Women with invasive epithelial ovarian cancer should be encouraged to take advantage of Medicare-funded genetic tests, Cancer Australia has said.
All women diagnosed with invasive epithelial ovarian cancer should be offered genetic testing, regardless of their age or family history, according to Cancer Australia’s new position statement.
“BRCA1 and BRCA2 gene mutations are the most common gene faults associated with breast and ovarian cancer,” Cancer Australia’s CEO, Dr Helen Zorbas, said.
“We know that women with ovarian cancer who are found to carry these gene mutations could benefit more from certain types of targeted therapies. So, it is very important that eligible women are offered genetic risk assessment and genetic testing.”
Medicare has been funding genetic testing for the BRCA1 and BRCA2 gene mutations in women with breast and ovarian cancer since November last year.
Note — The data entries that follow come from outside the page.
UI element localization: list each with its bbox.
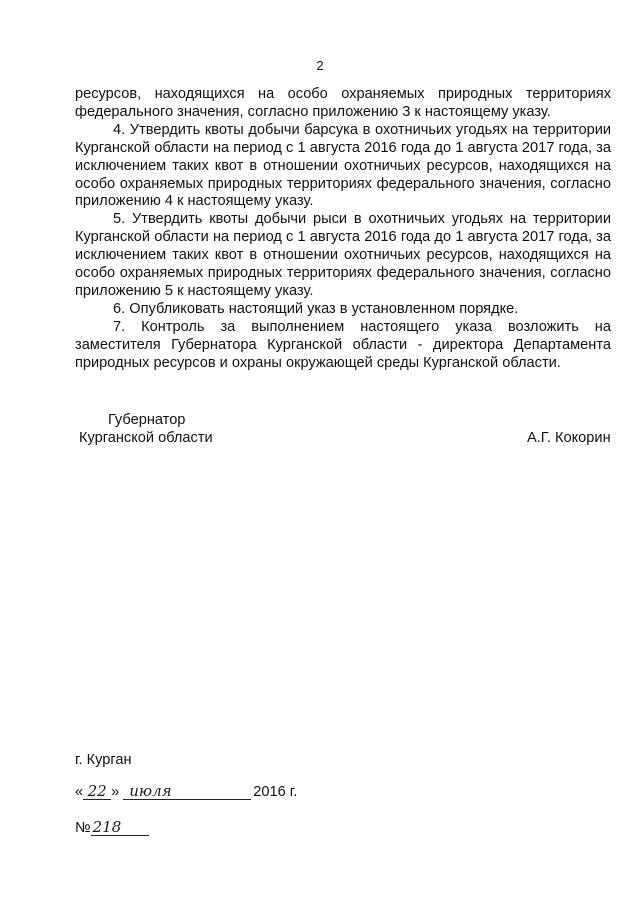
paragraph-item-6: 6. Опубликовать настоящий указ в установленном порядке. [113, 300, 519, 317]
place-of-signing: г. Курган [75, 752, 132, 768]
date-month-handwritten: июля [123, 784, 251, 800]
decree-body-text [75, 86, 611, 373]
signatory-title-line2: Курганской области [79, 430, 213, 446]
signing-date [75, 784, 297, 800]
paragraph-item-5: 5. Утвердить квоты добычи рыси в охотничьих угодьях на территории Курганской области на период с 1 августа 2016 года до 1 августа 2017 года, за исключением таких квот в отношении охотничьих ресурсов, находящихся на особо охраняемых природных территориях федерального значения, согласно приложению 5 к настоящему указу. [75, 211, 611, 299]
paragraph-item-4: 4. Утвердить квоты добычи барсука в охотничьих угодьях на территории Курганской области на период с 1 августа 2016 года до 1 августа 2017 года, за исключением таких квот в отношении охотничьих ресурсов, находящихся на особо охраняемых природных территориях федерального значения, согласно приложению 4 к настоящему указу. [75, 121, 611, 210]
date-year: 2016 г. [253, 784, 298, 800]
signatory-name: А.Г. Кокорин [527, 430, 611, 446]
number-sign: № [75, 820, 91, 836]
document-number [75, 820, 149, 836]
paragraph-continuation: ресурсов, находящихся на особо охраняемых природных территориях федерального значения, согласно приложению 3 к настоящему указу. [75, 86, 611, 120]
date-open-quote: « [75, 784, 84, 800]
date-close-quote: » [111, 784, 120, 800]
paragraph-item-7: 7. Контроль за выполнением настоящего указа возложить на заместителя Губернатора Курганской области - директора Департамента природных ресурсов и охраны окружающей среды Курганской области. [75, 318, 611, 371]
signatory-title-line1: Губернатор [108, 412, 186, 428]
page-number: 2 [316, 58, 324, 73]
document-number-handwritten: 218 [91, 820, 149, 836]
date-day-handwritten: 22 [83, 784, 111, 800]
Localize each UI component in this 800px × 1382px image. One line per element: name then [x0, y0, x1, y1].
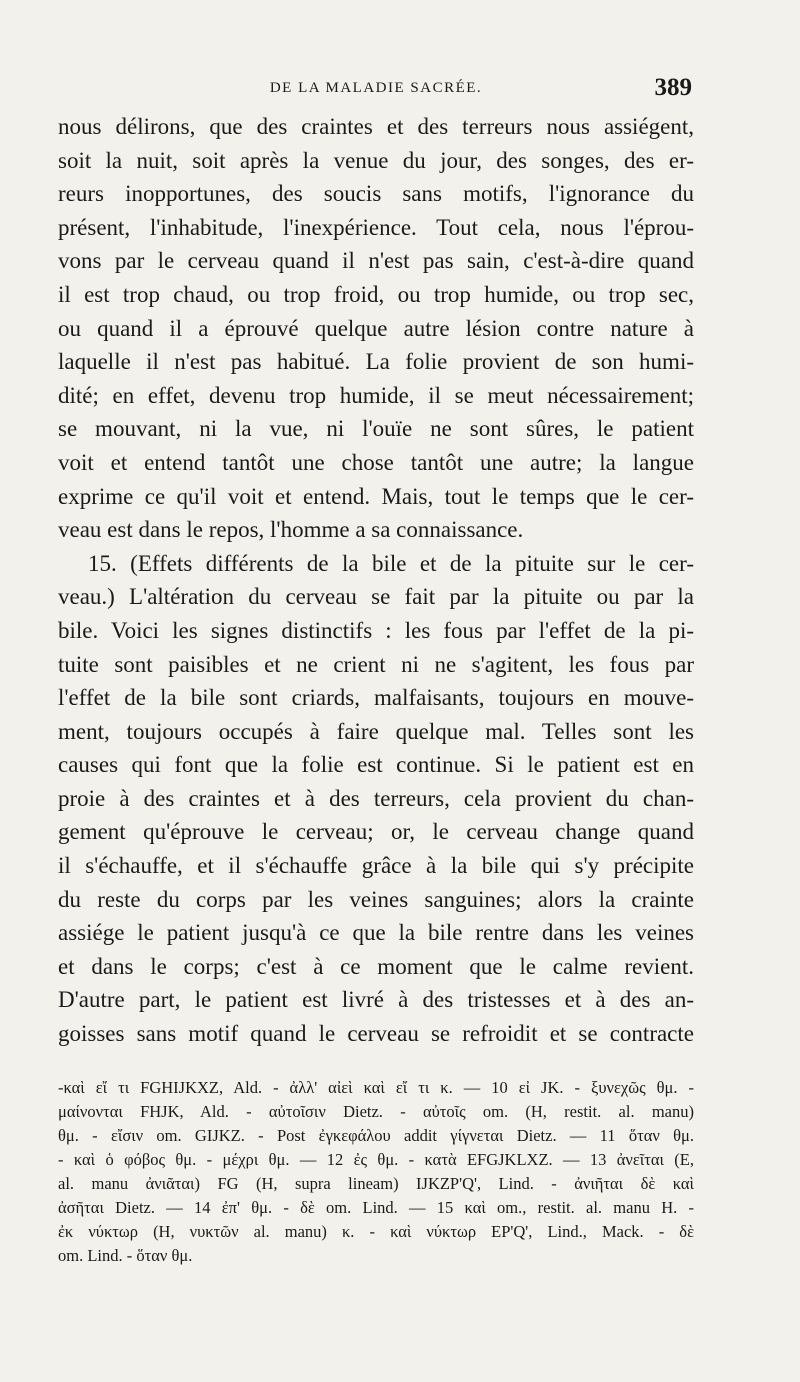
- footnote-line: om. Lind. - ὅταν θμ.: [58, 1246, 193, 1265]
- text-line: assiége le patient jusqu'à ce que la bile rentre dans les veines: [58, 920, 694, 946]
- text-line: gement qu'éprouve le cerveau; or, le cerveau change quand: [58, 819, 694, 845]
- main-text: [58, 110, 694, 1051]
- footnote-line: μαίνονται FHJK, Ald. - αὐτοῖσιν Dietz. - αὐτοῖς om. (H, restit. al. manu): [58, 1102, 694, 1121]
- text-line: laquelle il n'est pas habitué. La folie provient de son humi-: [58, 349, 694, 375]
- text-line: il s'échauffe, et il s'échauffe grâce à la bile qui s'y précipite: [58, 853, 694, 879]
- text-line: il est trop chaud, ou trop froid, ou trop humide, ou trop sec,: [58, 281, 694, 307]
- text-line: reurs inopportunes, des soucis sans motifs, l'ignorance du: [58, 181, 694, 207]
- text-line: goisses sans motif quand le cerveau se refroidit et se contracte: [58, 1021, 694, 1047]
- text-line: soit la nuit, soit après la venue du jour, des songes, des er-: [58, 147, 694, 173]
- text-line: ou quand il a éprouvé quelque autre lésion contre nature à: [58, 315, 694, 341]
- text-line: et dans le corps; c'est à ce moment que le calme revient.: [58, 953, 694, 979]
- footnote-line: -καὶ εἴ τι FGHIJKXZ, Ald. - ἀλλ' αἰεὶ καὶ εἴ τι κ. — 10 εἰ JK. - ξυνεχῶς θμ. -: [58, 1078, 694, 1097]
- footnote-line: al. manu ἀνιᾶται) FG (H, supra lineam) IJKZP'Q', Lind. - ἀνιῆται δὲ καὶ: [58, 1174, 694, 1193]
- text-line: exprime ce qu'il voit et entend. Mais, tout le temps que le cer-: [58, 483, 694, 509]
- text-line: dité; en effet, devenu trop humide, il se meut nécessairement;: [58, 382, 694, 408]
- footnote-line: - καὶ ὁ φόβος θμ. - μέχρι θμ. — 12 ἐς θμ. - κατὰ EFGJKLXZ. — 13 ἀνεῖται (E,: [58, 1150, 694, 1169]
- running-head: DE LA MALADIE SACRÉE.: [269, 80, 483, 96]
- text-line: du reste du corps par les veines sanguines; alors la crainte: [58, 886, 694, 912]
- text-line: ment, toujours occupés à faire quelque mal. Telles sont les: [58, 718, 694, 744]
- text-line: l'effet de la bile sont criards, malfaisants, toujours en mouve-: [58, 685, 694, 711]
- footnotes: [58, 1076, 694, 1268]
- text-line: veau.) L'altération du cerveau se fait par la pituite ou par la: [58, 584, 694, 610]
- text-line: bile. Voici les signes distinctifs : les fous par l'effet de la pi-: [58, 617, 694, 643]
- text-line: vons par le cerveau quand il n'est pas sain, c'est-à-dire quand: [58, 248, 694, 274]
- text-line: tuite sont paisibles et ne crient ni ne s'agitent, les fous par: [58, 651, 694, 677]
- footnote-line: ἐκ νύκτωρ (H, νυκτῶν al. manu) κ. - καὶ νύκτωρ EP'Q', Lind., Mack. - δὲ: [58, 1222, 694, 1241]
- text-line: causes qui font que la folie est continue. Si le patient est en: [58, 752, 694, 778]
- text-line: D'autre part, le patient est livré à des tristesses et à des an-: [58, 987, 694, 1013]
- text-line: veau est dans le repos, l'homme a sa connaissance.: [58, 517, 524, 543]
- text-line: voit et entend tantôt une chose tantôt une autre; la langue: [58, 449, 694, 475]
- text-line: proie à des craintes et à des terreurs, cela provient du chan-: [58, 785, 694, 811]
- page-number: 389: [654, 74, 692, 101]
- footnote-line: ἀσῆται Dietz. — 14 ἐπ' θμ. - δὲ om. Lind. — 15 καὶ om., restit. al. manu H. -: [58, 1198, 694, 1217]
- page-header: [58, 76, 694, 106]
- section-heading-line: 15. (Effets différents de la bile et de la pituite sur le cer-: [88, 550, 694, 576]
- footnote-line: θμ. - εἴσιν om. GIJKZ. - Post ἐγκεφάλου addit γίγνεται Dietz. — 11 ὅταν θμ.: [58, 1126, 694, 1145]
- text-line: présent, l'inhabitude, l'inexpérience. Tout cela, nous l'éprou-: [58, 214, 694, 240]
- text-line: nous délirons, que des craintes et des terreurs nous assiégent,: [58, 114, 694, 139]
- text-line: se mouvant, ni la vue, ni l'ouïe ne sont sûres, le patient: [58, 416, 694, 442]
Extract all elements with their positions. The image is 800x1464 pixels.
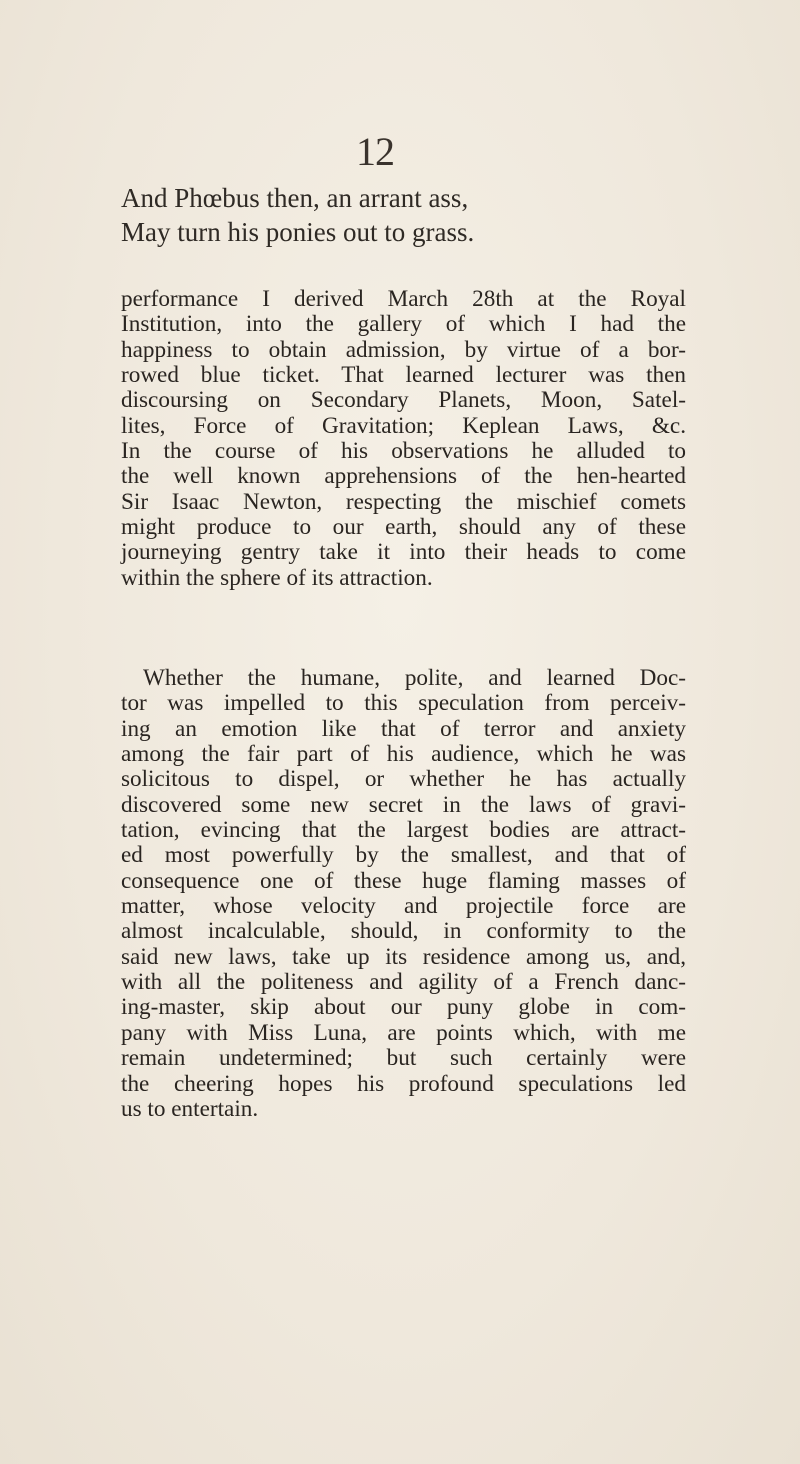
text-line: within the sphere of its attraction. [121, 564, 433, 591]
page-number: 12 [356, 129, 394, 174]
text-line: lites, Force of Gravitation; Keplean Laws, &c. [121, 412, 686, 439]
text-line: Whether the humane, polite, and learned Doc- [143, 665, 686, 691]
text-line: Institution, into the gallery of which I had the [121, 311, 686, 338]
text-line: almost incalculable, should, in conformity to the [121, 918, 686, 945]
verse-line: May turn his ponies out to grass. [121, 217, 475, 247]
text-line: the cheering hopes his profound speculations led [121, 1070, 686, 1097]
text-line: ed most powerfully by the smallest, and that of [121, 842, 686, 869]
text-line: consequence one of these huge flaming masses of [121, 867, 686, 894]
paragraph-doctor-speculation [121, 666, 686, 1122]
text-line: Sir Isaac Newton, respecting the mischief comets [121, 488, 686, 515]
text-line: In the course of his observations he alluded to [121, 438, 686, 465]
text-line: tation, evincing that the largest bodies are attract- [121, 817, 686, 844]
text-line: might produce to our earth, should any of these [121, 514, 686, 541]
text-line: discoursing on Secondary Planets, Moon, Satel- [121, 387, 686, 414]
text-line: ing-master, skip about our puny globe in com- [121, 994, 686, 1021]
text-line: matter, whose velocity and projectile force are [121, 893, 686, 920]
text-line: among the fair part of his audience, which he was [121, 741, 686, 768]
text-line: tor was impelled to this speculation from perceiv- [121, 690, 686, 717]
text-line: ing an emotion like that of terror and anxiety [121, 715, 686, 742]
text-line: rowed blue ticket. That learned lecturer was then [121, 362, 686, 389]
text-line: with all the politeness and agility of a French danc- [121, 969, 686, 996]
verse-couplet [121, 181, 681, 249]
text-line: pany with Miss Luna, are points which, with me [121, 1019, 686, 1046]
paragraph-royal-institution [121, 287, 686, 591]
text-line: solicitous to dispel, or whether he has actually [121, 766, 686, 793]
text-line: us to entertain. [121, 1095, 259, 1122]
text-line: discovered some new secret in the laws of gravi- [121, 791, 686, 818]
text-line: happiness to obtain admission, by virtue of a bor- [121, 336, 686, 363]
verse-line: And Phœbus then, an arrant ass, [121, 183, 469, 213]
text-line: performance I derived March 28th at the Royal [121, 286, 686, 312]
text-line: said new laws, take up its residence among us, and, [121, 943, 686, 970]
text-line: journeying gentry take it into their heads to come [121, 539, 686, 566]
text-line: remain undetermined; but such certainly were [121, 1045, 686, 1072]
text-line: the well known apprehensions of the hen-hearted [121, 463, 686, 490]
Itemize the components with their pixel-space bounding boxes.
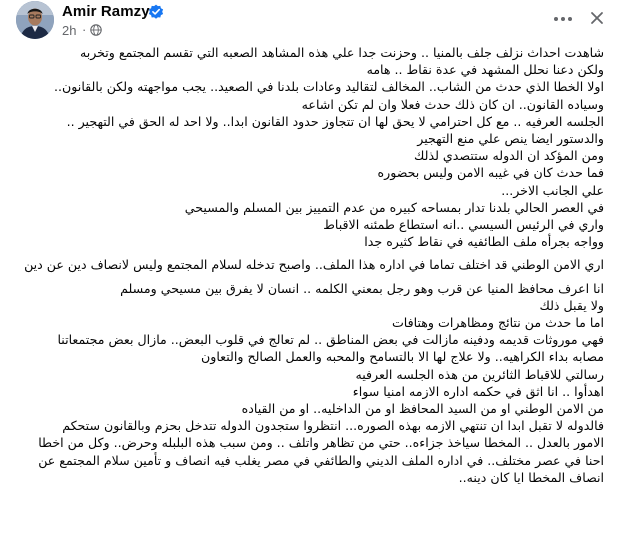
post-line: والدستور ايضا ينص علي منع التهجير <box>417 131 604 147</box>
post-header <box>0 0 617 44</box>
post-line: فالدوله لا تقبل ابدا ان تنتهي الازمه بهذه الصوره... انتظروا ستجدون الدوله تتدخل بحزم وبالقانون ستحكم <box>62 418 604 434</box>
post-line: واري في الرئيس السيسي ..انه استطاع طمئنه الاقباط <box>323 217 604 233</box>
post-line: احنا في عصر مختلف.. في اداره الملف الديني والطائفي في مصر يغلب فيه انصاف و تأمين سلام المجتمع عن <box>38 452 604 468</box>
post-line: ولا يقبل ذلك <box>539 297 604 313</box>
post-line: من الامن الوطني او من السيد المحافظ او من الداخليه.. او من القياده <box>241 401 604 417</box>
post-line: علي الجانب الاخر... <box>501 182 604 198</box>
post-line: فما حدث كان في غيبه الامن وليس بحضوره <box>377 165 604 181</box>
post-line: اهدأوا .. انا اثق في حكمه اداره الازمه امنيا سواء <box>352 383 604 399</box>
post-line: انا اعرف محافظ المنيا عن قرب وهو رجل بمعني الكلمه .. انسان لا يفرق بين مسيحي ومسلم <box>120 280 604 296</box>
globe-icon[interactable] <box>90 24 102 36</box>
post-line: شاهدت احداث نزلف جلف بالمنيا .. وحزنت جدا علي هذه المشاهد الصعبه التي تقسم المجتمع وتخربه <box>79 45 604 60</box>
post-line: مصابه بداء الكراهيه.. ولا علاج لها الا بالتسامح والمحبه والعمل الصالح والتعاون <box>201 349 604 365</box>
post-line: رسالتي للاقباط الثائرين من هذه الجلسه العرفيه <box>355 366 604 382</box>
close-icon[interactable] <box>590 10 604 24</box>
post-line: في العصر الحالي بلدنا تدار بمساحه كبيره من عدم التمييز بين المسلم والمسيحي <box>184 199 604 215</box>
post-line: اما ما حدث من نتائج ومظاهرات وهتافات <box>391 315 604 331</box>
post-line: ومن المؤكد ان الدوله ستتصدي لذلك <box>414 148 604 164</box>
post-line: وواجه بجرأه ملف الطائفيه في نقاط كثيره جدا <box>364 234 604 250</box>
author-name[interactable]: Amir Ramzy <box>62 3 150 20</box>
avatar-photo <box>16 1 54 39</box>
post-line: انصاف المخطا ايا كان دينه.. <box>458 469 604 485</box>
post-line: وسياده القانون.. ان كان ذلك حدث فعلا وان لم تكن اشاعه <box>301 96 604 112</box>
meta-separator: · <box>82 22 87 37</box>
avatar[interactable] <box>16 1 54 39</box>
post-line: فهي موروثات قديمه ودفينه مازالت في بعض المناطق .. لم تعالج في قلوب البعض.. مازال بعض مجتمعاتنا <box>57 332 604 348</box>
post-line: الجلسه العرفيه .. مع كل احترامي لا يحق لها ان تتجاوز حدود القانون ابدا.. ولا احد له الحق في التهجير .. <box>66 113 604 129</box>
more-options-icon[interactable] <box>552 10 574 22</box>
post-body <box>22 44 604 486</box>
post-timestamp[interactable]: 2h <box>62 23 77 38</box>
post-line: ولكن دعنا نحلل المشهد في عدة نقاط .. هامه <box>366 62 604 78</box>
post-line: اولا الخطا الذي حدث من الشاب.. المخالف لتقاليد وعادات بلدنا في الصعيد.. يجب مواجهته ولكن بالقانون.. <box>54 79 604 95</box>
post-line: اري الامن الوطني قد اختلف تماما في اداره هذا الملف.. واصبح تدخله لسلام المجتمع وليس لانصاف دين عن دين <box>24 257 604 273</box>
verified-badge-icon <box>148 4 164 20</box>
post-line: الامور بالعدل .. المخطا سياخذ جزاءه.. حتي من تظاهر واتلف .. ومن سبب هذه البلبله وحرض.. وكل من اخطا <box>38 435 604 451</box>
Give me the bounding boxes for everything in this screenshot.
The genetic test was also funded for relevant family members of women who were found to have a gene fault, Dr Zorbas said.
Around two in five women with ovarian cancer and a family history of breast or ovarian cancer have gene faults.
Ovarian cancer is the most common cause of gynaecological cancer death in Australia. Around 30 women are diagnosed with ovarian cancer every week, with those diagnosed having a 44% chance of surviving for five years.
Cancer Australia’s position statement was endorsed by a number of relevant associations, including the Australian Society of Gynaecologic Oncologists.